Season 1 of "Everything Sucks!," a new Netflix original released on Feb. 16, places the audience in the world of the 90s. Despite it being 1996, characters participate in love, hate, sexuality, cliches, and awkward situations. People—old or young—can relate to and laugh at awkwardness, conflict, and love that Season 1 presents.

Set in Boring, Oregon, "Everything Sucks!" is anything but. Centered around the rivalry between A/V and Theater Club, Boring High School is filled to the brim with outrageous and comedic outbursts from characters. High schoolers are the main characters in the series, but the parents also give Comedic Relief during their adventures.

The High Schoolers

Emaline and Oliver—two theater kids who demand an audience 24/7—are portrayed as the antagonists through their consistent gossip spreading, “tattle-tale” offenses, and pranks against the A/V club.

However, A/V club members Luke and Kate initiated a war between the two clubs after “accidentally” pulling a fire alarm that set off sprinklers—ruining the set of Theater Club’s fall production.
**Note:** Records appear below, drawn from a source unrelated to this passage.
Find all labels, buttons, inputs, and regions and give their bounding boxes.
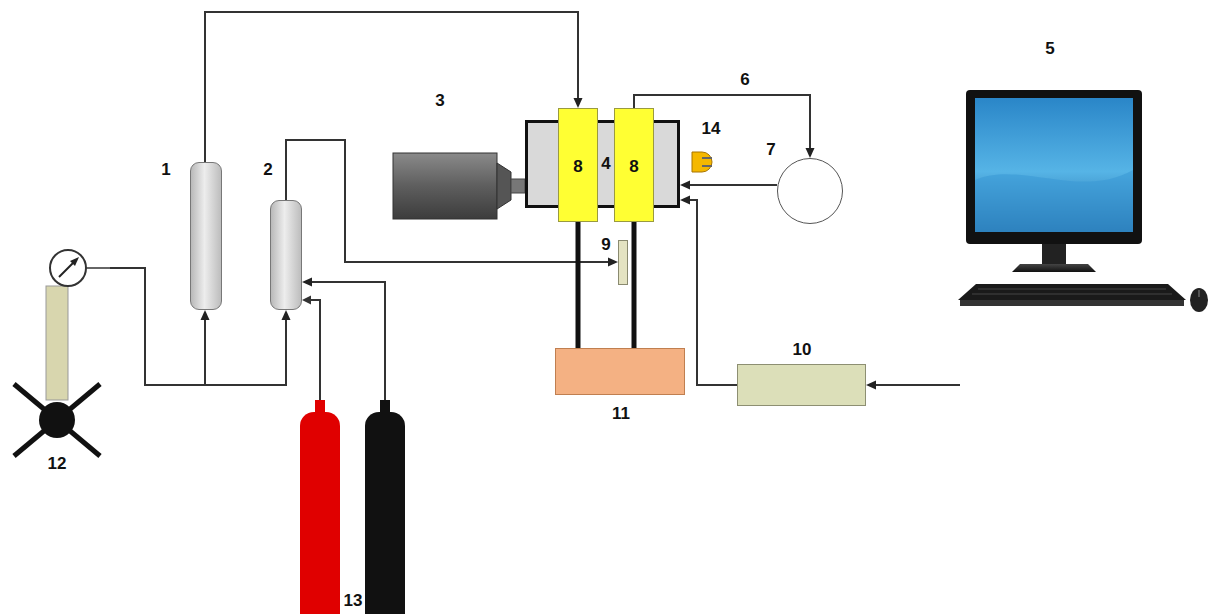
arrowhead (302, 278, 312, 287)
connector-line (690, 184, 777, 186)
connector (866, 381, 960, 390)
callout-number: 11 (612, 405, 630, 422)
callout-number: 8 (573, 158, 582, 175)
arrowhead (282, 310, 291, 320)
electrode-band: 8 (614, 108, 654, 222)
connector (634, 222, 635, 348)
arrowhead (608, 258, 618, 267)
camera-unit: 3 (393, 150, 525, 222)
connector-line (876, 384, 960, 386)
computer (958, 90, 1208, 312)
connector (680, 181, 777, 190)
lamp-unit: 14 (688, 148, 714, 174)
vacuum-pump (14, 250, 110, 456)
lamp (692, 152, 712, 172)
sensor-rod: 9 (618, 240, 628, 285)
connector-line (312, 282, 385, 400)
callout-number: 14 (702, 120, 721, 137)
connector-line (576, 222, 581, 348)
connector (302, 278, 385, 401)
power-supply-box: 11 (555, 348, 685, 395)
arrowhead (866, 381, 876, 390)
computer-unit: 5 (960, 80, 1215, 400)
camera (393, 153, 525, 219)
connector-line (690, 200, 737, 385)
arrowhead (574, 98, 583, 108)
arrowhead (806, 148, 815, 158)
callout-number: 8 (629, 158, 638, 175)
callout-number: 9 (601, 236, 610, 253)
connector (680, 196, 737, 386)
callout-number: 10 (793, 341, 812, 358)
vacuum-unit: 12 (10, 248, 110, 443)
mixing-column: 2 (270, 200, 302, 310)
callout-number: 6 (738, 71, 751, 88)
pump-circle: 7 (777, 158, 843, 224)
callout-number: 13 (344, 592, 363, 609)
callout-number: 7 (766, 141, 775, 158)
callout-number: 4 (601, 155, 610, 172)
gas-cylinders (300, 296, 405, 614)
connector-line (205, 12, 578, 162)
arrowhead (201, 310, 210, 320)
connector-line (632, 222, 637, 348)
callout-number: 1 (161, 161, 170, 178)
callout-number: 12 (48, 455, 67, 472)
arrowhead (680, 196, 690, 205)
controller-box: 10 (737, 364, 866, 406)
connector (578, 222, 579, 348)
callout-number: 5 (1045, 40, 1054, 57)
electrode-band: 8 (558, 108, 598, 222)
callout-number: 3 (435, 92, 444, 109)
arrowhead (680, 181, 690, 190)
callout-number: 2 (263, 161, 272, 178)
gas-supply: 13 (298, 400, 408, 614)
test-chamber: 4 8 8 (525, 120, 680, 208)
adsorption-column: 1 (190, 162, 222, 310)
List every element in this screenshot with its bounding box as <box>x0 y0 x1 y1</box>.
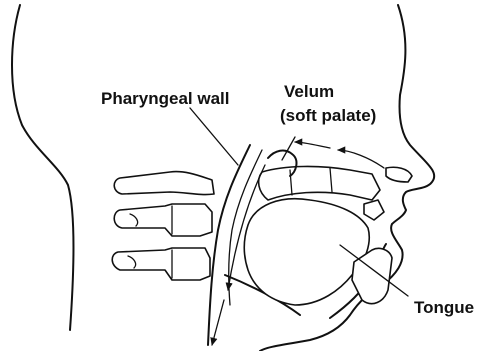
airflow-arrow-nasal <box>295 142 330 148</box>
label-pharyngeal-wall: Pharyngeal wall <box>101 89 230 108</box>
label-tongue: Tongue <box>414 298 474 317</box>
head-outline <box>12 5 74 330</box>
label-soft-palate: (soft palate) <box>280 106 376 125</box>
cervical-vertebrae <box>112 172 214 280</box>
tongue-shape <box>244 199 369 305</box>
label-velum: Velum <box>284 82 334 101</box>
velum-leader <box>282 137 295 160</box>
airflow-arrow-throat <box>212 300 224 345</box>
airflow-arrow-mouth <box>338 150 384 168</box>
pharyngeal-wall-leader <box>190 108 238 165</box>
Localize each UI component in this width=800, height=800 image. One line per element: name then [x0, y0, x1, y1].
With the set for Anton Chekhov’s Uncle Vanya drenched, the play was canceled.

In order to stop the constant prank phone calls and tormenting from Theater Club, Luke and Kate propose they make a movie and screen it on campus instead. Ultimately, a new and strong bond is created between the clubs after the stress and pressures of creating the alien invasion movie.

The plot of "Everything Sucks!" is engaging, but the actors who play these characters often fall short. The actress Peyton Kennedy’s performance resembles that of Kristen Stewart—emotionless expressions. Despite Kennedy’s bland approach, it gives the character Kate a mysterious aura that accompanies her inner confusion regarding her sexual preference.

Other actors and actresses exhibit a sort of inexperience but an inexperience that translates to the world presented in the series.

The Parents

Principal and father of Kate, Ken Messner falls in love with Luke’s mother, Sherry O'Neil. This relationship acts as a major comedic relief from the stress and drama involving the movie the kids are making.

The actors Patch Darragh and Claudine Mboligikpelani Nako provide an alternate perspective of parents—instead revealing a more intimate, vibrant and complicated one.

Between tee-peeing houses and smoking confiscated marijuana, Ken and Sherry raise hell in the small town of Boring.

By the end of Season 1, the song “Wonderwall” by Oasis will be rattling in your head along with a brief contentedness that is broken with a new, shocking development—Luke’s father. According to What’s on Netflix, a renewal date for "Everything Sucks!" has not been publicized but is imminent.